One can see it in their eyes. Throughout the week, a growing sense of panic has been slowly creeping up on America's male population. Sitting in their office cubicles, beads of sweat appearing on their foreheads, they suffer in silent despair. All thinking the same thought - "What the hell am I going to get her for Valentine's Day this year?"
Valentine's Day gift ideas to save your neck - Weird news & funny pictures
Photos : Diamonds - The world's first remote control
Now there are probably a few deluded fools reading this article who think that they are somehow off the hook.

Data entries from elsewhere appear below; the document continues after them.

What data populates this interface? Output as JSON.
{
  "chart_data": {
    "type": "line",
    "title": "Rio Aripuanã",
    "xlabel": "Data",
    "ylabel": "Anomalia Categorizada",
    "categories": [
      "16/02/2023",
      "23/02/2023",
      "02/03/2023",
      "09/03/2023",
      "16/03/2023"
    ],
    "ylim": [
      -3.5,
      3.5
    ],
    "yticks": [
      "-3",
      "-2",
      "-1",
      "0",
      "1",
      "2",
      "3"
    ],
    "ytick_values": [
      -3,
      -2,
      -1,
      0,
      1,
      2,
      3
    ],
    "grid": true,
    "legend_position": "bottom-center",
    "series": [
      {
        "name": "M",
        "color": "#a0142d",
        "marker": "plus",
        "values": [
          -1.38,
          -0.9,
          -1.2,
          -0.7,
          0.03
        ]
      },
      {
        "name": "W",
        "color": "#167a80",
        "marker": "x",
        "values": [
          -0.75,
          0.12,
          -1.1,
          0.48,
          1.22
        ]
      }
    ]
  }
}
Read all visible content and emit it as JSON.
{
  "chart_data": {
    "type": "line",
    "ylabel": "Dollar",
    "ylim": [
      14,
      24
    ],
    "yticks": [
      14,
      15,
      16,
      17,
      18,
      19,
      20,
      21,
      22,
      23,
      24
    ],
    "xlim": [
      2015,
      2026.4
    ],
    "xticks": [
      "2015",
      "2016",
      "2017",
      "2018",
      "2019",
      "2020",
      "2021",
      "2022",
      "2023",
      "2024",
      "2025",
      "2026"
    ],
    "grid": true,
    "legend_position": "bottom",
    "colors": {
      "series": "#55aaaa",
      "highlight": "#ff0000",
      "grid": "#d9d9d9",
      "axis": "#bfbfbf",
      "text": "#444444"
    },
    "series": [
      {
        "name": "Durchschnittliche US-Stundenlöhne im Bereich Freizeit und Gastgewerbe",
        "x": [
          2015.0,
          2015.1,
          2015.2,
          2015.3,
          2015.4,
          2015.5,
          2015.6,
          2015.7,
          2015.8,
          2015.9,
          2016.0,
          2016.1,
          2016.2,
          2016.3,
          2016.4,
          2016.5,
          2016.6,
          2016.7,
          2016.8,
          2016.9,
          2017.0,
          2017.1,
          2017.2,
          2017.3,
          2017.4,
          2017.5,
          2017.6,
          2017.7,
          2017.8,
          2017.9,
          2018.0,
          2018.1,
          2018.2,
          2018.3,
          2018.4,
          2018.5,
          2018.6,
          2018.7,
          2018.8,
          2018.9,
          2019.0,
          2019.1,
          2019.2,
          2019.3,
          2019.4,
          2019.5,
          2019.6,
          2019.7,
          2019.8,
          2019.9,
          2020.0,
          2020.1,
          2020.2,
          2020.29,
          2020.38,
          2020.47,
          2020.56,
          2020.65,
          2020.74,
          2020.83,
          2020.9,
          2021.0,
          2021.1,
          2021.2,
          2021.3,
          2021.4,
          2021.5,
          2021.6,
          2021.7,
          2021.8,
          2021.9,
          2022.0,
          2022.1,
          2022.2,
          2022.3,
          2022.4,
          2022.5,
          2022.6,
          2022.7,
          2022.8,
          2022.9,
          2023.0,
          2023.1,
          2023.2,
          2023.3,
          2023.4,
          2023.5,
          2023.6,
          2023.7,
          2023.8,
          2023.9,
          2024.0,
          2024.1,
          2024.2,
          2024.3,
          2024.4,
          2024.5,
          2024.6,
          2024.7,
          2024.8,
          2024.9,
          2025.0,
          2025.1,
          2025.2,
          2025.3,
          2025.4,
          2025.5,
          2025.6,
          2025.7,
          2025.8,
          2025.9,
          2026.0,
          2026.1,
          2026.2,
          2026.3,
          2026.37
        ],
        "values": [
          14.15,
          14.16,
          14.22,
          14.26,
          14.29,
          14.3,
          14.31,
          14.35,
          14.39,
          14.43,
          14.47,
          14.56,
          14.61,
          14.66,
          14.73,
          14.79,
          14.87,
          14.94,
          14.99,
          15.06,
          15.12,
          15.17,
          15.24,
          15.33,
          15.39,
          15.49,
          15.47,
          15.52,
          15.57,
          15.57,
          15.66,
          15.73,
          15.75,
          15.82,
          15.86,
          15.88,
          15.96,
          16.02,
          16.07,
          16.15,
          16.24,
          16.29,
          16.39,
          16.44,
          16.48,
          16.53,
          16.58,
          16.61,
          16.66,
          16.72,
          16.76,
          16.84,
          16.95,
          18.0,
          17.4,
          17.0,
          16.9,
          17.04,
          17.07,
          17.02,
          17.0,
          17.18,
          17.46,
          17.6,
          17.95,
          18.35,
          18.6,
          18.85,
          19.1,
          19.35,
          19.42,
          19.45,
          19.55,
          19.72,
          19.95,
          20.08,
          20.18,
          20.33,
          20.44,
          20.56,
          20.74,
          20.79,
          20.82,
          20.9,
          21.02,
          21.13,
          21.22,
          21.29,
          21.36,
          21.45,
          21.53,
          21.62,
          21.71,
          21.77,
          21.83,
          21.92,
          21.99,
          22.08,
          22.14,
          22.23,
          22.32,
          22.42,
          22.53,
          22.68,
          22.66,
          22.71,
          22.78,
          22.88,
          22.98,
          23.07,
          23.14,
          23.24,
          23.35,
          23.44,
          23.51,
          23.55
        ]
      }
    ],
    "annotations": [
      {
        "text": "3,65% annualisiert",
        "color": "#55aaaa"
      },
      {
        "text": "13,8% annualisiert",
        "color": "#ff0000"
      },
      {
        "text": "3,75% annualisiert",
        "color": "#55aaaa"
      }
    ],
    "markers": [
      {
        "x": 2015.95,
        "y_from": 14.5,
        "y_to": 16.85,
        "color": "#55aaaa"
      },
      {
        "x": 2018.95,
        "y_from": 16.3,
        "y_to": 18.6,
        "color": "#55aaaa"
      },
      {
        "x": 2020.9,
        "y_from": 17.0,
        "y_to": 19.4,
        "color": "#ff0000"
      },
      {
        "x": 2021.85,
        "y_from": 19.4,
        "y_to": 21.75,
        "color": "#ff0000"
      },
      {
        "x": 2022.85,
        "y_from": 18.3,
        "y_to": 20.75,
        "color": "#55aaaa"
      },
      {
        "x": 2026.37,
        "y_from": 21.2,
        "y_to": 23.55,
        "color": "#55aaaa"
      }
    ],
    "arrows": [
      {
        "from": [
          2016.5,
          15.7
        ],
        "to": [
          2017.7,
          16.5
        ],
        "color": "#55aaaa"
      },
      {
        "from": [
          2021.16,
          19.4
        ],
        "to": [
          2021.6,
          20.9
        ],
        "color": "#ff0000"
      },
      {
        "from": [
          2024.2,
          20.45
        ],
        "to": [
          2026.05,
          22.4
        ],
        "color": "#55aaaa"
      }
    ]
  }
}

Your girlfriend or wife probably told you not to bother getting her anything this year. After all, she even told you herself that Valentine's Day is just a commercial con invented by De Beers and the folks at Hallmark to get you to waste your hard-earned cash on a lot of meaningless junk.
Do not, we repeat, DO NOT, believe her. This is a trap. A test that you are about to fail, BIG TIME! You show up empty handed on Monday evening and you will be sleeping on the couch. And we suggest sleeping on you stomach - just in case she really angry!
And don't even think of reminding her that she was the one who told you not to buy her anything. Logic has no power over her at this moment in time. Believe us. Many of the guys here at the Gag Report have learnt this the hard way!
So what do you buy her? Diamonds? Well at least they have the mystical power shown in the above photos, but who want to spend hundreds of dollars on a piece of useless shiny crap that has no purpose other than to encourage slave labor and fund civil wars in Africa?
An expensive restaurant meal? Face it. By now, everything is already booked so what are you going to do? Take her for a Big Mac and fries? And even if you can find reservations somewhere nice you will end up paying a fortune and all night long she will still be sitting there waiting for you to give her her present!
So here's our Valentine's Day gift suggestion. It's simple and it won't cost you a lot, but it is guaranteed to leave her with a twinkle in her eyes, particularly when she gets together with her girlfriends the next day to compare who's guy loves them the most.
So here's the plan: Bring her a bunch of over-priced flowers, a sloppy expensive card and a decent bottle of Australian wine. Then cook her a candlelit meal and give her the best damn cunnilingus she's ever had!
And if you are lucky, she may even return the favor leaving you both looking forward to next year's Valentine's Day for once.